The Egyptian Consul General in Damascus has intimated that conditions for a full recovery of Egyptian-Turkish bilateral relations is the withdrawal of Turkey from Syrian territory.
Perhaps the most significant concession to Damascus in the aftermath of Daraa has been made by the US itself. Desperate to avoid Hezbollah being hailed as the champion of the Lebanese people after they secured oil supplies from Iran via Syria, the US Ambassador to Lebanon intervened to partially lift sanctions on Syria in order to facilitate the transfer of natural gas and electricity from Egypt to Lebanon via pipelines between Jordan and southern Syria.
Parts of the pipelines in Syria are in need of repair as they traverse Daraa towards Homs and then to Tripoli in northern Lebanon.
This not only informs us why Daraa was pivotal to US energy and resource-theft plans in Syria, but also shows us the intelligence of the Damascus moves to secure Daraa at this pivotal point in the regional chess game. The US has had its hand forced by a nation that has resisted its proxy military intervention for ten years and by Syria’s most steadfast allies in Lebanon.
Jordan has for some time been trying to break free of its colonial chains and to normalise trade relations with neighbouring Syria. The breakthrough came in September 2021, when Syria was included in a four-way meeting hosted by Jordan and including Lebanon and Egypt, to focus on the logistics of Egyptian gas and electricity supply to energy-deprived Lebanon. This was the first visit of Syrian officials to Jordan since 2011–- the start of the dirty CIA/MI6-led war against Syria.
The final blow to US Coalition and Israeli/Turkish neocolonialist agendas in Syria came with the President Assad, President Putin summit on September 16 in Moscow. During a 90-minute closed session, the two leaders discussed military, political and economic priorities that included the Daraa province return to Syrian state control and the potential full and final liberation of Idlib in the north-west from Turkish direct and proxy terrorist occupation.
This summit, and the Syrian/Russian slamming of both Turkish and US illegal occupation and annexation of Syrian territory, does not bode well for the NATO member state regime-change project that has been an expensive, abject failure since its initiation in 2011.

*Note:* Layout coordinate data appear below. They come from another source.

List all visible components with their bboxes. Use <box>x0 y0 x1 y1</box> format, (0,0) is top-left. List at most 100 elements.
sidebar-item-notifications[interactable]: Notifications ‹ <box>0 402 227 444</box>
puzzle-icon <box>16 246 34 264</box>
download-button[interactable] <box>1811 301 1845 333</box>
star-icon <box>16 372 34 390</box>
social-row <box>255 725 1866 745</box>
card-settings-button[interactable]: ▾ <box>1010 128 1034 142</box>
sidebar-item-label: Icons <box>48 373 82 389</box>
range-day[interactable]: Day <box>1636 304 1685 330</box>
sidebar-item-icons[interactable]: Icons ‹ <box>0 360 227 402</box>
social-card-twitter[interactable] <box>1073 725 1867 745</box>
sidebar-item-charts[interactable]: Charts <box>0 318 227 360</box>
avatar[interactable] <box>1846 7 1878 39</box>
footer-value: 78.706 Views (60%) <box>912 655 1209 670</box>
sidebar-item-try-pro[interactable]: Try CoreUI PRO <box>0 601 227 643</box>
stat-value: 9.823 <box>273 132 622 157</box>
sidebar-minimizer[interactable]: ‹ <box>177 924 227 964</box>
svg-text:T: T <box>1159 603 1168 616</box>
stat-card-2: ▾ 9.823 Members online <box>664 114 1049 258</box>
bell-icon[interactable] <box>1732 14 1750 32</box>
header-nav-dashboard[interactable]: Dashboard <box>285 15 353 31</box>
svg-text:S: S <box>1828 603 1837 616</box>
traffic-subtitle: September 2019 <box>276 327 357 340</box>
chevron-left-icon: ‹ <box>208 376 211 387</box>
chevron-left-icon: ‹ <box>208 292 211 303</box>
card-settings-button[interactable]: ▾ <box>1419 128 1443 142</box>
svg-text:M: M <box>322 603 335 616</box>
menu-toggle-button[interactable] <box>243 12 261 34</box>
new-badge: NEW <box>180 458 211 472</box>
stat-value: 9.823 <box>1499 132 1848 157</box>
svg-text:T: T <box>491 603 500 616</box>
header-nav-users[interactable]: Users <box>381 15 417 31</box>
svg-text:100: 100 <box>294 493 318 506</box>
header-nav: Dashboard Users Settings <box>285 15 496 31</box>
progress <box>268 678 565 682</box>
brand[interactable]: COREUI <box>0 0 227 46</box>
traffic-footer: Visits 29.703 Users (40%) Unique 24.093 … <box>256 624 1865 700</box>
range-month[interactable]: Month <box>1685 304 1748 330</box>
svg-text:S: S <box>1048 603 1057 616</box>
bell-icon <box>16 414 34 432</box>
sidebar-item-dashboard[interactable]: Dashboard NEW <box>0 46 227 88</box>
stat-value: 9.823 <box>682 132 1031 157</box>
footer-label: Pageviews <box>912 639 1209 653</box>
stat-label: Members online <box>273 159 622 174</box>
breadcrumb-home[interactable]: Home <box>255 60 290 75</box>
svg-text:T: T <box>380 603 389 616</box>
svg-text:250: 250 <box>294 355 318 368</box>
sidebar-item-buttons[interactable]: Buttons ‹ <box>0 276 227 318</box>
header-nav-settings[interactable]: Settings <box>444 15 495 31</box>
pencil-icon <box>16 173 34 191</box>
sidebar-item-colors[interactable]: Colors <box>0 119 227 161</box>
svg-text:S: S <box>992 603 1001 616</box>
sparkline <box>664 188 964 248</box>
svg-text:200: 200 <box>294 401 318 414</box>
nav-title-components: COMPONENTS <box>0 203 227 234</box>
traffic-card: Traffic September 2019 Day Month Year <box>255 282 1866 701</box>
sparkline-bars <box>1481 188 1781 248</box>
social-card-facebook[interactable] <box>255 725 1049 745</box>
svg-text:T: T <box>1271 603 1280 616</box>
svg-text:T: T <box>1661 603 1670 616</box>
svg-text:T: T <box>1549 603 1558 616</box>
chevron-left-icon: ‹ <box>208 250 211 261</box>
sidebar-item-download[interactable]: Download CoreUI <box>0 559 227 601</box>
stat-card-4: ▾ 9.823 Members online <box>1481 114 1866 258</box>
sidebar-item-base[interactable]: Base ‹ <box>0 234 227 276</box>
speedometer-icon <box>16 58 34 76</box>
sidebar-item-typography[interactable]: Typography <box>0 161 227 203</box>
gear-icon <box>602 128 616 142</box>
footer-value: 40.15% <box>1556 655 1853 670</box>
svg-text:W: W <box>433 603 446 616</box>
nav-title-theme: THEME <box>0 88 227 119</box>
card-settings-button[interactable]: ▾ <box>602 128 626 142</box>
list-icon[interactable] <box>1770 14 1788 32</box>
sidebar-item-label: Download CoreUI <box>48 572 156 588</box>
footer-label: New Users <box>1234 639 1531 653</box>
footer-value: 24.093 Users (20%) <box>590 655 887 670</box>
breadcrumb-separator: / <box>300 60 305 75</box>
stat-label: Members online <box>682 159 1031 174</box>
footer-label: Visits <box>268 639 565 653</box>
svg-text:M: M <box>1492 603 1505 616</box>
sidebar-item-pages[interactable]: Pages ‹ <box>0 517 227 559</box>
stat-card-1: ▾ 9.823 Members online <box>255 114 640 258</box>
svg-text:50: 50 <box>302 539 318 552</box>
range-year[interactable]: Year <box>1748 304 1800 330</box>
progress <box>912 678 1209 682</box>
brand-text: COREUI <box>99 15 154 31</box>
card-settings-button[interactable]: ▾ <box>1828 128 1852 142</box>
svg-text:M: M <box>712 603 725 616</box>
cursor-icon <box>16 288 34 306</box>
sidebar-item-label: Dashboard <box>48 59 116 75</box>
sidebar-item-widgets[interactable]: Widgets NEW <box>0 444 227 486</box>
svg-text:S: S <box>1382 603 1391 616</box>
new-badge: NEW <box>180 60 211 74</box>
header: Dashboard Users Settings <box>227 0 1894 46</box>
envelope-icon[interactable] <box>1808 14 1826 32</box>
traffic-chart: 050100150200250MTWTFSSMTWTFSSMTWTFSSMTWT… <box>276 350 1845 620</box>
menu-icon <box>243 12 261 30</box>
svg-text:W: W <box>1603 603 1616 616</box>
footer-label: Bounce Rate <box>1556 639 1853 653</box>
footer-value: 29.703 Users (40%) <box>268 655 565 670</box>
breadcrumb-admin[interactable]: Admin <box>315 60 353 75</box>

The consequences of the Daraa resolution will be far-reaching for Israel, Turkey and the CIA/MI6 project to control the Syrian central economic hub in the Middle East.
Damascus, Russia, Iran and Hezbollah have stolen the march on their enemies, despite the pressure Syria is under from the multi-spectrum war waged against it for ten years and it remains to be seen how the US Coalition will try to scramble back from this ignominious defeat and avoid admitting they have been forced to take a first step in normalising relations with President Assad.